After sitting idle during a 20-month grounding, the Boeing 737 Max has been cleared by the Federal Aviation Administration to fly again in the US.
The jet has been grounded globally since March 2019 after two deadly crashes killed 346 people.
“The design and certification of this aircraft included an unprecedented level of collaborative and independent reviews by aviation authorities around the world,” the FAA said.
“Those regulators have indicated that Boeing’s design changes, together with the changes to crew procedures and training enhancements, will give them the confidence to validate the aircraft as safe to fly in their respective countries and regions.”
A long and much delayed safety review followed, causing significant costs and a loss of credibility for Boeing, as well as the FAA.
Boeing and the FAA have faced intense criticism for their so-called ‘cozy relationship.’
Airlines now have to train pilots and pull their 737 Max jets out of storage.
That will likely take some weeks at least, while Boeing will now be able to deliver an estimated 450 Max jets ready for airline customers.

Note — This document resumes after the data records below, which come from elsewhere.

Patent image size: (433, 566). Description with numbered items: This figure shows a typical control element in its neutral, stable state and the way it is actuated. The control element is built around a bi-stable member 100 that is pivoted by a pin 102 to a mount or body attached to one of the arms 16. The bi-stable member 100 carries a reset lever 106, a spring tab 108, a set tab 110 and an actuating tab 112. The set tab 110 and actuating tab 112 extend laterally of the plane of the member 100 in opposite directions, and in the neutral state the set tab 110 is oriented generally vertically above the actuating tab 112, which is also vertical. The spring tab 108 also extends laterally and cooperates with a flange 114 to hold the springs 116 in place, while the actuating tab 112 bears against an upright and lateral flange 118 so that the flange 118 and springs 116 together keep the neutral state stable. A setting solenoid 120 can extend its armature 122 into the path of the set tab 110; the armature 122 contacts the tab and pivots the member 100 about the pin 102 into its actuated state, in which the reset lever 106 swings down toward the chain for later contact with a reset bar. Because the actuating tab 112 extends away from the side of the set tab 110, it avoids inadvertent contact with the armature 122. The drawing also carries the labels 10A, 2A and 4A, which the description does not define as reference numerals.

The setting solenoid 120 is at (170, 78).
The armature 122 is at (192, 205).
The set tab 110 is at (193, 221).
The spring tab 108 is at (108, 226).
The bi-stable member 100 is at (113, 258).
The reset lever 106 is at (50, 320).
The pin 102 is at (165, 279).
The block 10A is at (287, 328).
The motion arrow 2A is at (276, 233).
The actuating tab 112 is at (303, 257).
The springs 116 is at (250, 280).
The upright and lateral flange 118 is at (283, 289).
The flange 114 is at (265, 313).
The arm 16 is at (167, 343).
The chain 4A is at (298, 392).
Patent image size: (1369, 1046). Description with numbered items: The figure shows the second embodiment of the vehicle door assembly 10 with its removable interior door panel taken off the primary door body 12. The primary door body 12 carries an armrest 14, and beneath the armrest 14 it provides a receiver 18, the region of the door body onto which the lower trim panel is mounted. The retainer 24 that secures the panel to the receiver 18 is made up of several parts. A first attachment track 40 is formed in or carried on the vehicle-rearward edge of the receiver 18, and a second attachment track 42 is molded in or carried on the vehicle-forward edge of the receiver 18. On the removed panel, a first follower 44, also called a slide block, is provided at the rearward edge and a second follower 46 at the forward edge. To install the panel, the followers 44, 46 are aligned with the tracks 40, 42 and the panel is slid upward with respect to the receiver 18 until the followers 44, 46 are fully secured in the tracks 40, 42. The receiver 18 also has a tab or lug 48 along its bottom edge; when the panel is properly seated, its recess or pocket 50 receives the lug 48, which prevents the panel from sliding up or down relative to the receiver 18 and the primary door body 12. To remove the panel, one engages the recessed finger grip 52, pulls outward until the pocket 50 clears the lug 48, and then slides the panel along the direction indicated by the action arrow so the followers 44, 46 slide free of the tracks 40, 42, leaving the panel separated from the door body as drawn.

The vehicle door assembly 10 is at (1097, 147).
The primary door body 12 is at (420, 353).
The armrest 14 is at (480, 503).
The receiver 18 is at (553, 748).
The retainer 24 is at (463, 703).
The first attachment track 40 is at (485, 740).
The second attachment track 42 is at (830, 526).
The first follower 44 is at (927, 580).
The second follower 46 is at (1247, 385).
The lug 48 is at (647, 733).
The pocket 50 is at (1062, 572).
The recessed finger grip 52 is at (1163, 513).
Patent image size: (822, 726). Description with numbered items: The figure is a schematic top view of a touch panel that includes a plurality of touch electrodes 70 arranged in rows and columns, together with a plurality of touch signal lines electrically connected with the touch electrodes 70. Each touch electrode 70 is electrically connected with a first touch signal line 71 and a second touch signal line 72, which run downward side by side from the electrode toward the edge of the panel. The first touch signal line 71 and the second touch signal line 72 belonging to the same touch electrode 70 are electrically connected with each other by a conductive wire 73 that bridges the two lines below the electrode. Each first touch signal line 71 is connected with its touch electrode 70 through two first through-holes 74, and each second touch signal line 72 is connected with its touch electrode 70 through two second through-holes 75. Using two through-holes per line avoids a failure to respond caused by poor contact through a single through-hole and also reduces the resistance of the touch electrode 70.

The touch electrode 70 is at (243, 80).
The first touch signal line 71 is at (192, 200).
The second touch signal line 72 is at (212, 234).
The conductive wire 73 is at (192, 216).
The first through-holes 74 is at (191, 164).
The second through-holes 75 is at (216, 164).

Boeing says it has a backlog of about 3,000 planes.
American Airlines is expected to be the first US airline to fly the aircraft commercially again.
It is targeting late December to operate commercial Max flights, while other carriers including Southwest and United Airlines expect the planes to return to their schedules in 2021.
Today’s announcement only affects US airlines. The Max jet has yet to be approved to relaunch in Europe.